Sheikha Mozah has some timeless lessons to provide.
Words of wisdom from Qatar
The front page news article Mozah warns of cycle of unemployment (February 25) reported that the wife of the emir of Qatar in a UN report criticised Arab governments for failing to provide sufficient education and work for the region's youth. The wisdom of Sheikha Mozah bint Nasser Al Missned is not only clearly apparent but reflects the views of some of the world's greatest thinkers. In her contention that the seduction of consumerism locks young people in an endless quest for possessions and distracts them from reaching their full potential, she is reflecting the opinions of the great philosopher Aristotle who, in ancient Greece, proposed exactly the same.
It is pursuing one's abilities to the full, not material objects, that gives life its meaning. Like Aristotle, Sheikha Mozah is reminding young people that one of their greatest challenges should be to become the best of citizens capable of contributing to the development and betterment of society, an ambition that is not assisted where one's interests lie primarily in the latest model of car or handbag.

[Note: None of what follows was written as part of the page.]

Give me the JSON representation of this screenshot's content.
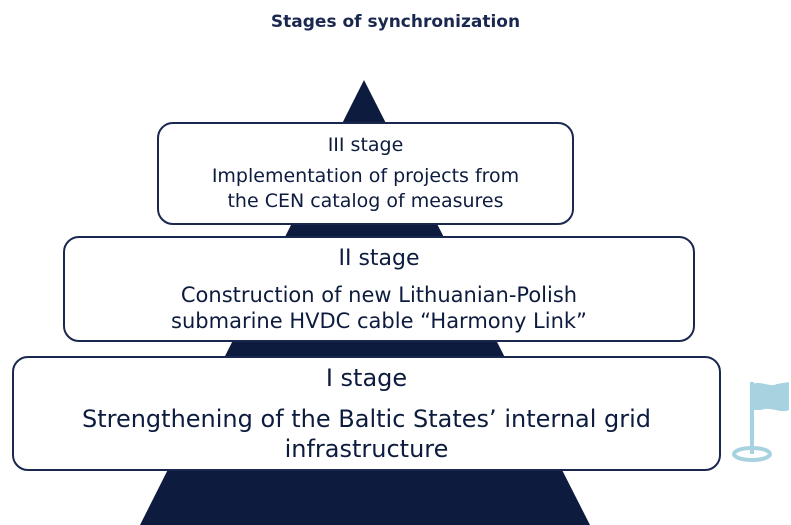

Similarly, she is correct when she suggests that the region's education system should be teaching creative thinking, writing skills and flexibility rather than just providing diplomas. As the noted futurist and international corporate consultant, Edward de Bono, has stated, it is the task of educationalists to teach young people how to think creatively and to solve problems (many that we don't yet know of) as well as to equip them with the practical skills that the world needs both now and in the future.
In 10 years time with 65 per cent of the region's population under the age of 25, Sheikha Mozah has alerted regional governments to the dangers of an impending situation which we cannot ignore.